2.6 Agonis Adrenergik


Sebagian besar obat agonis adrenergik adalah derivat dari β- feniletilamin. Substitusi pada
cincin benzene atau pada rantai etilamin menghasilkan variasi struktur yang mempengaruhi
kemampuannya untuk berikatan dengan reseptor α dan β. Agonis adrenergik terdiri dari golongan
katekolamin dan juga nonkatekolamin. Golongan katekolamin yang terdiri dari epinefrin, norepinefrin,
isoproterenol, dopamin, tidak akan efektif ketika memasuki tubuh melalui per oral.
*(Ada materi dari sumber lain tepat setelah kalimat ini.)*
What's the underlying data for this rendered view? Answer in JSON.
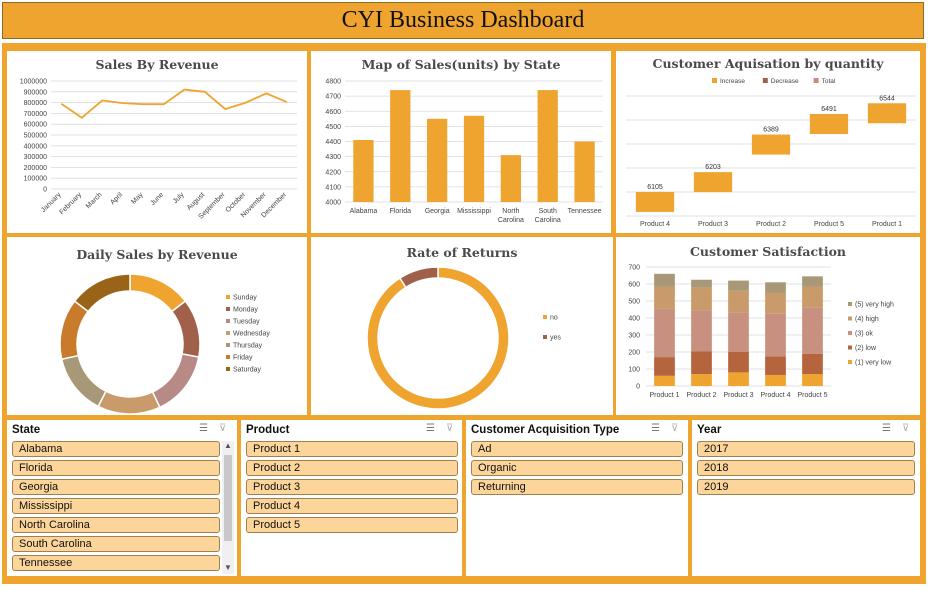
{
  "title": "CYI Business Dashboard",
  "chart_data": [
    {
      "id": "sales-by-revenue",
      "type": "line",
      "title": "Sales By Revenue",
      "categories": [
        "January",
        "February",
        "March",
        "April",
        "May",
        "June",
        "July",
        "August",
        "September",
        "October",
        "November",
        "December"
      ],
      "values": [
        790000,
        660000,
        820000,
        795000,
        785000,
        785000,
        920000,
        900000,
        740000,
        800000,
        885000,
        805000
      ],
      "ylim": [
        0,
        1000000
      ],
      "yticks": [
        "1000000",
        "900000",
        "800000",
        "700000",
        "600000",
        "500000",
        "400000",
        "300000",
        "200000",
        "100000",
        "0"
      ],
      "grid": true,
      "color": "#f0a430"
    },
    {
      "id": "map-of-sales",
      "type": "bar",
      "title": "Map of Sales(units) by State",
      "categories": [
        "Alabama",
        "Florida",
        "Georgia",
        "Mississippi",
        "North Carolina",
        "South Carolina",
        "Tennessee"
      ],
      "values": [
        4410,
        4740,
        4550,
        4570,
        4310,
        4740,
        4400
      ],
      "ylim": [
        4000,
        4800
      ],
      "yticks": [
        "4800",
        "4700",
        "4600",
        "4500",
        "4400",
        "4300",
        "4200",
        "4100",
        "4000"
      ],
      "grid": true,
      "color": "#f0a430"
    },
    {
      "id": "customer-acquisition",
      "type": "bar",
      "subtype": "waterfall",
      "title": "Customer Aquisation by quantity",
      "legend": [
        "Increase",
        "Decrease",
        "Total"
      ],
      "legend_colors": [
        "#f0a430",
        "#a0604a",
        "#c98a7a"
      ],
      "legend_position": "top",
      "categories": [
        "Product 4",
        "Product 3",
        "Product 2",
        "Product 5",
        "Product 1"
      ],
      "values": [
        6105,
        6203,
        6389,
        6491,
        6544
      ],
      "data_labels": [
        "6105",
        "6203",
        "6389",
        "6491",
        "6544"
      ],
      "grid": true
    },
    {
      "id": "daily-sales",
      "type": "pie",
      "subtype": "doughnut",
      "title": "Daily Sales by Revenue",
      "categories": [
        "Sunday",
        "Monday",
        "Tuesday",
        "Wednesday",
        "Thursday",
        "Friday",
        "Saturday"
      ],
      "values": [
        14.5,
        13.5,
        15.0,
        14.5,
        14.0,
        14.0,
        14.5
      ],
      "colors": [
        "#f0a430",
        "#a0604a",
        "#b88a85",
        "#c99a6a",
        "#a89878",
        "#c97a2a",
        "#9a6418"
      ],
      "legend_position": "right"
    },
    {
      "id": "rate-of-returns",
      "type": "pie",
      "subtype": "doughnut",
      "title": "Rate of Returns",
      "categories": [
        "no",
        "yes"
      ],
      "values": [
        91,
        9
      ],
      "colors": [
        "#f0a430",
        "#a0604a"
      ],
      "legend_position": "right"
    },
    {
      "id": "customer-satisfaction",
      "type": "bar",
      "subtype": "stacked",
      "title": "Customer Satisfaction",
      "categories": [
        "Product 1",
        "Product 2",
        "Product 3",
        "Product 4",
        "Product 5"
      ],
      "series": [
        {
          "name": "(1) very low",
          "color": "#f0a430",
          "values": [
            60,
            70,
            80,
            65,
            70
          ]
        },
        {
          "name": "(2) low",
          "color": "#b5653e",
          "values": [
            110,
            135,
            120,
            110,
            120
          ]
        },
        {
          "name": "(3) ok",
          "color": "#c8907f",
          "values": [
            285,
            240,
            230,
            250,
            270
          ]
        },
        {
          "name": "(4) high",
          "color": "#c99a6a",
          "values": [
            130,
            135,
            130,
            125,
            125
          ]
        },
        {
          "name": "(5) very high",
          "color": "#a89878",
          "values": [
            75,
            45,
            60,
            60,
            60
          ]
        }
      ],
      "ylim": [
        0,
        700
      ],
      "yticks": [
        "700",
        "600",
        "500",
        "400",
        "300",
        "200",
        "100",
        "0"
      ],
      "legend_position": "right",
      "grid": true
    }
  ],
  "slicers": {
    "state": {
      "header": "State",
      "items": [
        "Alabama",
        "Florida",
        "Georgia",
        "Mississippi",
        "North Carolina",
        "South Carolina",
        "Tennessee"
      ]
    },
    "product": {
      "header": "Product",
      "items": [
        "Product 1",
        "Product 2",
        "Product 3",
        "Product 4",
        "Product 5"
      ]
    },
    "acquisition": {
      "header": "Customer Acquisition Type",
      "items": [
        "Ad",
        "Organic",
        "Returning"
      ]
    },
    "year": {
      "header": "Year",
      "items": [
        "2017",
        "2018",
        "2019"
      ]
    }
  },
  "icons": {
    "multiselect": "multi-select-icon",
    "clearfilter": "clear-filter-icon",
    "scrollup": "scroll-up-arrow",
    "scrolldown": "scroll-down-arrow"
  }
}
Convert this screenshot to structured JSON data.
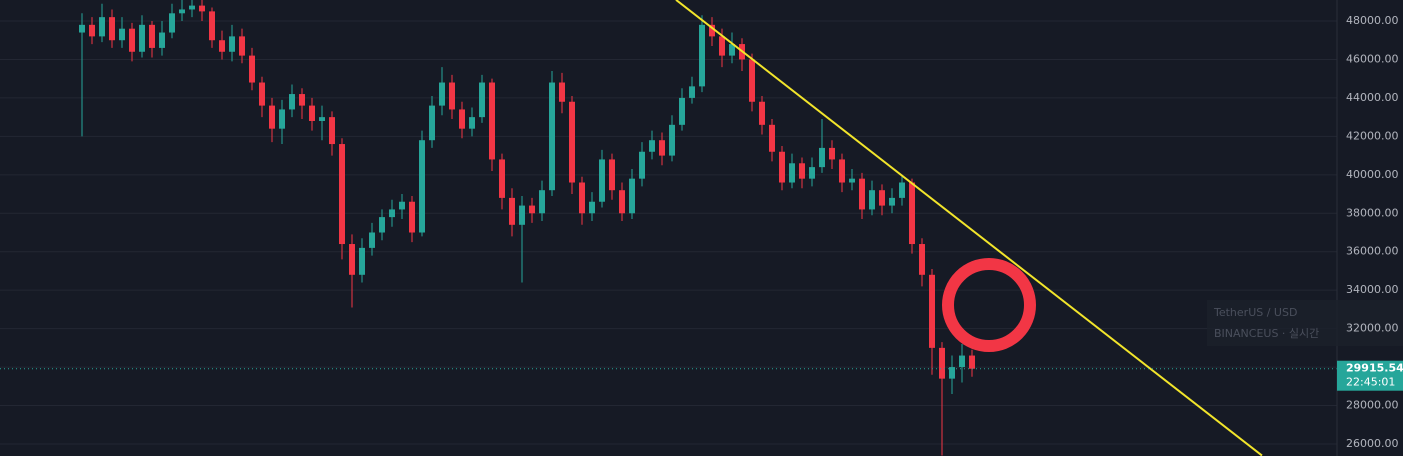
{
  "chart_data": {
    "type": "candlestick",
    "up_color": "#26a69a",
    "down_color": "#f23645",
    "grid": true,
    "xlim": [
      -8.2,
      125.5
    ],
    "ylim": [
      25376,
      49092
    ],
    "yticks": [
      {
        "value": 26000,
        "label": "26000.00"
      },
      {
        "value": 28000,
        "label": "28000.00"
      },
      {
        "value": 30000,
        "label": "30000.00"
      },
      {
        "value": 32000,
        "label": "32000.00"
      },
      {
        "value": 34000,
        "label": "34000.00"
      },
      {
        "value": 36000,
        "label": "36000.00"
      },
      {
        "value": 38000,
        "label": "38000.00"
      },
      {
        "value": 40000,
        "label": "40000.00"
      },
      {
        "value": 42000,
        "label": "42000.00"
      },
      {
        "value": 44000,
        "label": "44000.00"
      },
      {
        "value": 46000,
        "label": "46000.00"
      },
      {
        "value": 48000,
        "label": "48000.00"
      }
    ],
    "open": [
      47400,
      47800,
      47200,
      48200,
      47000,
      47600,
      46400,
      47800,
      46600,
      47400,
      48400,
      48600,
      48800,
      48500,
      47000,
      46400,
      47200,
      46200,
      44800,
      43600,
      42400,
      43400,
      44200,
      43600,
      42800,
      43000,
      41600,
      36400,
      34800,
      36200,
      37000,
      37800,
      38200,
      38600,
      37000,
      41800,
      43600,
      44800,
      43400,
      42400,
      43000,
      44800,
      40800,
      38800,
      37400,
      38400,
      38000,
      39200,
      44800,
      43800,
      39600,
      38000,
      38600,
      40800,
      39200,
      38000,
      39800,
      41200,
      41800,
      41000,
      42600,
      44000,
      44600,
      47800,
      47200,
      46200,
      46800,
      46000,
      43800,
      42600,
      41200,
      39600,
      40600,
      39800,
      40400,
      41400,
      40800,
      39600,
      39800,
      38200,
      39200,
      38400,
      38800,
      39600,
      36400,
      34800,
      31000,
      29400,
      30000,
      30600
    ],
    "high": [
      48400,
      48200,
      48900,
      48600,
      48200,
      47900,
      48300,
      48000,
      48000,
      48900,
      49100,
      49300,
      49200,
      48700,
      47500,
      47800,
      47600,
      46600,
      45100,
      44000,
      43900,
      44700,
      44500,
      44000,
      43600,
      43300,
      41900,
      36900,
      36700,
      37500,
      38200,
      38700,
      39000,
      38900,
      42300,
      44100,
      45600,
      45200,
      43800,
      43500,
      45200,
      45000,
      41100,
      39300,
      38900,
      38800,
      39700,
      45400,
      45300,
      44100,
      39900,
      39100,
      41300,
      41100,
      39600,
      40300,
      41700,
      42300,
      42200,
      43100,
      44500,
      45100,
      48300,
      48200,
      47600,
      47400,
      47100,
      46300,
      44100,
      42900,
      41500,
      41100,
      40900,
      40900,
      42900,
      41800,
      41100,
      40300,
      40100,
      39700,
      39500,
      39300,
      40000,
      39800,
      36700,
      35100,
      31300,
      30600,
      31200,
      30900
    ],
    "low": [
      42000,
      46800,
      46900,
      46600,
      46600,
      45900,
      46100,
      46100,
      46200,
      47100,
      48000,
      48200,
      48000,
      46600,
      46000,
      45900,
      45800,
      44400,
      43000,
      41700,
      41600,
      43000,
      42900,
      42300,
      41800,
      41000,
      35600,
      33100,
      34400,
      35800,
      36600,
      37300,
      37700,
      36500,
      36800,
      41400,
      43100,
      42900,
      41900,
      42000,
      42700,
      40200,
      38200,
      36800,
      34400,
      37500,
      37600,
      38900,
      43200,
      39000,
      37400,
      37600,
      38300,
      38700,
      37600,
      37700,
      39400,
      40800,
      40500,
      40700,
      42300,
      43700,
      44300,
      46700,
      45600,
      45800,
      45400,
      43300,
      42100,
      40700,
      39200,
      39300,
      39300,
      39400,
      40100,
      40300,
      39100,
      39200,
      37700,
      37900,
      37900,
      38000,
      38400,
      35900,
      34200,
      29600,
      25400,
      28600,
      29200,
      29500
    ],
    "close": [
      47800,
      47200,
      48200,
      47000,
      47600,
      46400,
      47800,
      46600,
      47400,
      48400,
      48600,
      48800,
      48500,
      47000,
      46400,
      47200,
      46200,
      44800,
      43600,
      42400,
      43400,
      44200,
      43600,
      42800,
      43000,
      41600,
      36400,
      34800,
      36200,
      37000,
      37800,
      38200,
      38600,
      37000,
      41800,
      43600,
      44800,
      43400,
      42400,
      43000,
      44800,
      40800,
      38800,
      37400,
      38400,
      38000,
      39200,
      44800,
      43800,
      39600,
      38000,
      38600,
      40800,
      39200,
      38000,
      39800,
      41200,
      41800,
      41000,
      42600,
      44000,
      44600,
      47800,
      47200,
      46200,
      46800,
      46000,
      43800,
      42600,
      41200,
      39600,
      40600,
      39800,
      40400,
      41400,
      40800,
      39600,
      39800,
      38200,
      39200,
      38400,
      38800,
      39600,
      36400,
      34800,
      31000,
      29400,
      30000,
      30600,
      29915.54
    ],
    "trendline": {
      "color": "#f2e52b",
      "x": [
        59.4,
        118
      ],
      "y": [
        49100,
        25400
      ]
    },
    "last_price": 29915.54,
    "countdown": "22:45:01",
    "symbol": "TetherUS / USD",
    "exchange": "BINANCEUS · 실시간"
  }
}
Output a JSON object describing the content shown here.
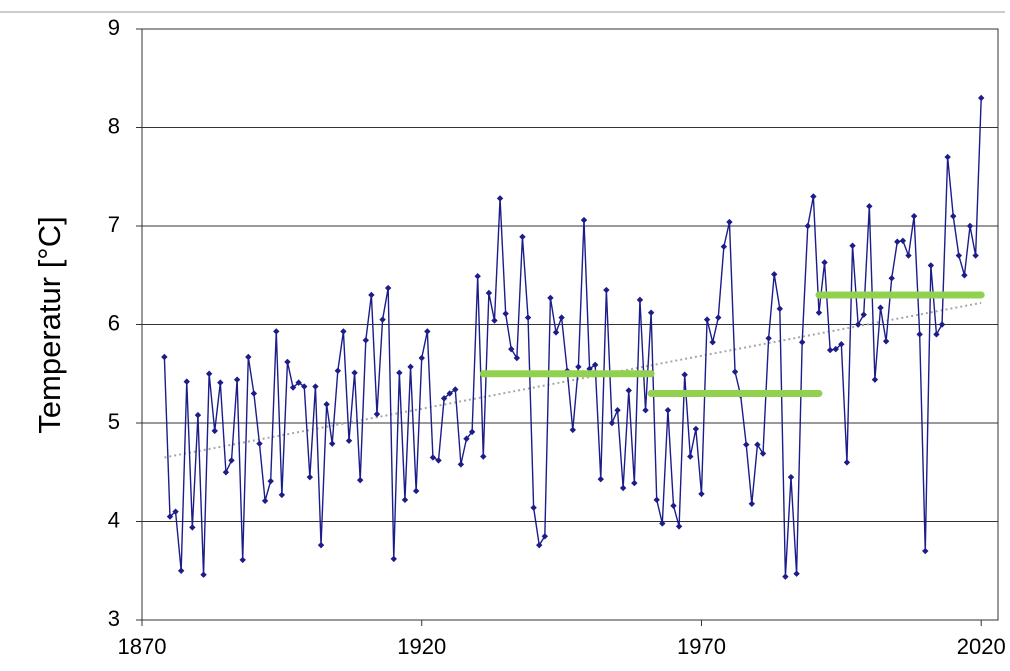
{
  "chart_data": {
    "type": "line",
    "ylabel": "Temperatur [°C]",
    "x": [
      1874,
      1875,
      1876,
      1877,
      1878,
      1879,
      1880,
      1881,
      1882,
      1883,
      1884,
      1885,
      1886,
      1887,
      1888,
      1889,
      1890,
      1891,
      1892,
      1893,
      1894,
      1895,
      1896,
      1897,
      1898,
      1899,
      1900,
      1901,
      1902,
      1903,
      1904,
      1905,
      1906,
      1907,
      1908,
      1909,
      1910,
      1911,
      1912,
      1913,
      1914,
      1915,
      1916,
      1917,
      1918,
      1919,
      1920,
      1921,
      1922,
      1923,
      1924,
      1925,
      1926,
      1927,
      1928,
      1929,
      1930,
      1931,
      1932,
      1933,
      1934,
      1935,
      1936,
      1937,
      1938,
      1939,
      1940,
      1941,
      1942,
      1943,
      1944,
      1945,
      1946,
      1947,
      1948,
      1949,
      1950,
      1951,
      1952,
      1953,
      1954,
      1955,
      1956,
      1957,
      1958,
      1959,
      1960,
      1961,
      1962,
      1963,
      1964,
      1965,
      1966,
      1967,
      1968,
      1969,
      1970,
      1971,
      1972,
      1973,
      1974,
      1975,
      1976,
      1977,
      1978,
      1979,
      1980,
      1981,
      1982,
      1983,
      1984,
      1985,
      1986,
      1987,
      1988,
      1989,
      1990,
      1991,
      1992,
      1993,
      1994,
      1995,
      1996,
      1997,
      1998,
      1999,
      2000,
      2001,
      2002,
      2003,
      2004,
      2005,
      2006,
      2007,
      2008,
      2009,
      2010,
      2011,
      2012,
      2013,
      2014,
      2015,
      2016,
      2017,
      2018,
      2019,
      2020
    ],
    "series": [
      {
        "color": "#1c1c8a",
        "values": [
          5.67,
          4.05,
          4.1,
          3.5,
          5.42,
          3.94,
          5.08,
          3.46,
          5.5,
          4.92,
          5.41,
          4.5,
          4.62,
          5.44,
          3.61,
          5.67,
          5.3,
          4.79,
          4.21,
          4.41,
          5.93,
          4.27,
          5.62,
          5.36,
          5.41,
          5.37,
          4.45,
          5.37,
          3.76,
          5.19,
          4.79,
          5.53,
          5.93,
          4.82,
          5.51,
          4.42,
          5.84,
          6.3,
          5.09,
          6.05,
          6.37,
          3.62,
          5.51,
          4.22,
          5.57,
          4.31,
          5.66,
          5.93,
          4.65,
          4.62,
          5.25,
          5.3,
          5.34,
          4.58,
          4.84,
          4.91,
          6.49,
          4.66,
          6.32,
          6.04,
          7.28,
          6.11,
          5.75,
          5.66,
          6.89,
          6.07,
          4.14,
          3.76,
          3.85,
          6.27,
          5.92,
          6.07,
          5.53,
          4.93,
          5.57,
          7.06,
          5.55,
          5.59,
          4.43,
          6.35,
          5.0,
          5.13,
          4.34,
          5.33,
          4.39,
          6.25,
          5.13,
          6.12,
          4.22,
          3.98,
          5.13,
          4.16,
          3.95,
          5.49,
          4.66,
          4.94,
          4.28,
          6.05,
          5.82,
          6.07,
          6.79,
          7.04,
          5.52,
          5.28,
          4.78,
          4.18,
          4.78,
          4.69,
          5.86,
          6.51,
          6.16,
          3.44,
          4.45,
          3.47,
          5.82,
          7.0,
          7.3,
          6.12,
          6.63,
          5.74,
          5.75,
          5.8,
          4.6,
          6.8,
          6.0,
          6.1,
          7.2,
          5.44,
          6.17,
          5.83,
          6.47,
          6.84,
          6.85,
          6.7,
          7.1,
          5.9,
          3.7,
          6.6,
          5.9,
          6.0,
          7.7,
          7.1,
          6.7,
          6.5,
          7.0,
          6.7,
          8.3
        ]
      }
    ],
    "period_means": [
      {
        "x": [
          1931,
          1961
        ],
        "value": 5.5,
        "color": "#92d050"
      },
      {
        "x": [
          1961,
          1991
        ],
        "value": 5.3,
        "color": "#92d050"
      },
      {
        "x": [
          1991,
          2020
        ],
        "value": 6.3,
        "color": "#92d050"
      }
    ],
    "trend": {
      "x": [
        1874,
        2020
      ],
      "values": [
        4.65,
        6.22
      ],
      "color": "#a6a6a6"
    },
    "xlim": [
      1870,
      2023
    ],
    "xticks": [
      1870,
      1920,
      1970,
      2020
    ],
    "ylim": [
      3,
      9
    ],
    "yticks": [
      3,
      4,
      5,
      6,
      7,
      8,
      9
    ],
    "grid": true
  }
}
Golongan
katekolamin ini akan dimetabolisme oleh enzim COMT (catecholO-methyl transferase) yang terdapat di
dinding usus dan enzim MAO (Mono amin Oksidase) yang terdapat di hepar dan dinding usus. Berbeda
dengan golongan non-katekolaminseperti; fenilefrin, efedrin dan amfetamin yang tidak dimetabolisme
oleh kedua enzim tersebut sehingga mempunyai(duration of action) DOA yang lebih panjang.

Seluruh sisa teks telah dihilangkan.